As a former president with substantial financial interest, Kenyatta probably desires to have a successor that will let him retire in peace and protect his family’s vast economic interests. He may also want a successor that builds on some of his legacy projects, such as elements of the proposed Big Four Agenda. The last thing Kenyatta wants is to antagonise his likely successor, who may have scores to settle with him once he retires.

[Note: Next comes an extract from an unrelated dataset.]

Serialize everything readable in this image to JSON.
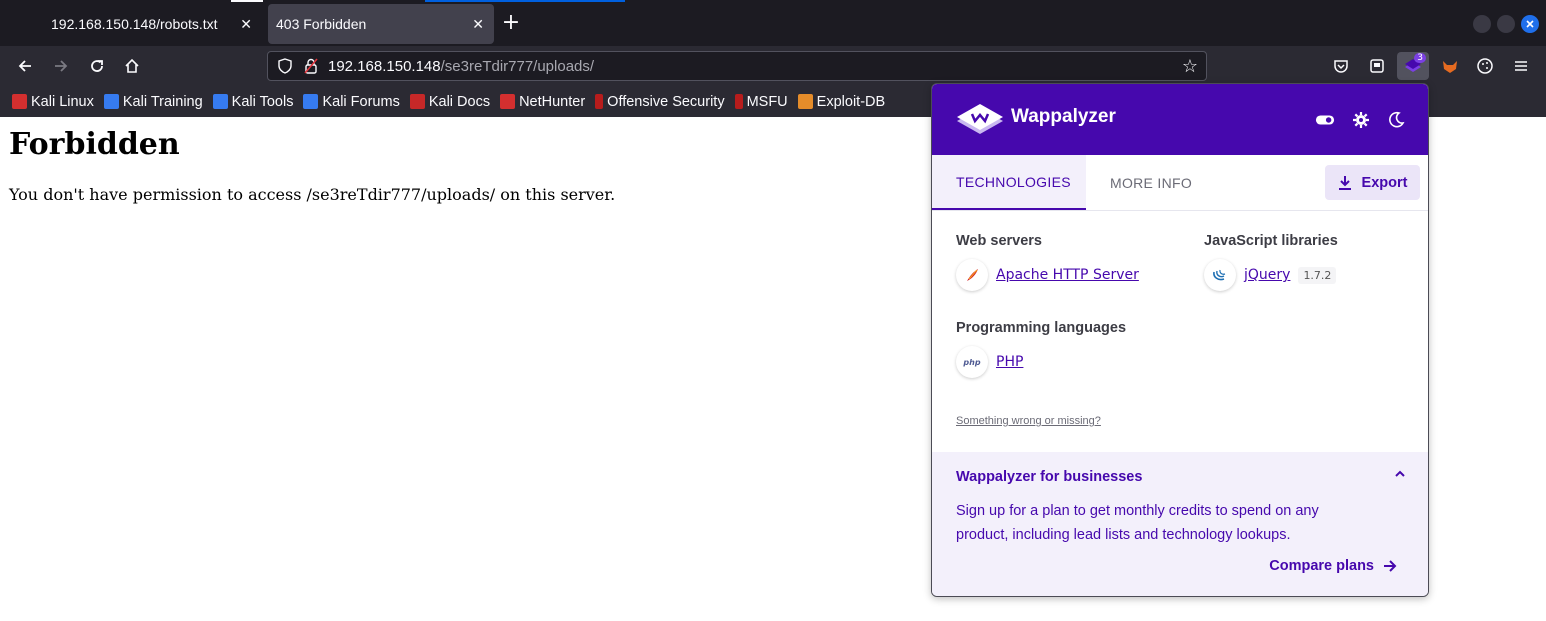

Despite the strong incentives to pick a successor, Kenyatta will not get to do so under circumstances of his own choosing. He faces important political constraints. Chief among these is the fact that, however flawed, Kenya’s raucous electoral democracy requires a popular presidential candidate. This reality means that whatever his sincere preferences are, Kenyatta must deal with Kenya’s two most popular politicians – Raila Odinga and William Ruto. The next question is, how do Messrs Odinga and Ruto map onto the likely characteristics Kenyatta wants in a successor? Between the two men, whose interests, once in power, would most be aligned with those of a retired President Kenyatta?

Consider Odinga. He is a self-made politician (albeit of dynastic pedigree), has a proven independent streak, and would certainly desire to stamp his own identity on the state and its policies. Given his own economic interests, he may be willing to accommodate Kenyatta, as a fellow dynast. However, Odinga’s political base and his own political instincts are structurally reformist, factors that would likely lead him to implement a non-trivial reorganisation of Kenya’s economy. Furthermore, the infusion of a new elite class loyal to Odinga into the state-business nexus would upset some of the relationships that have existed since the Kibaki era.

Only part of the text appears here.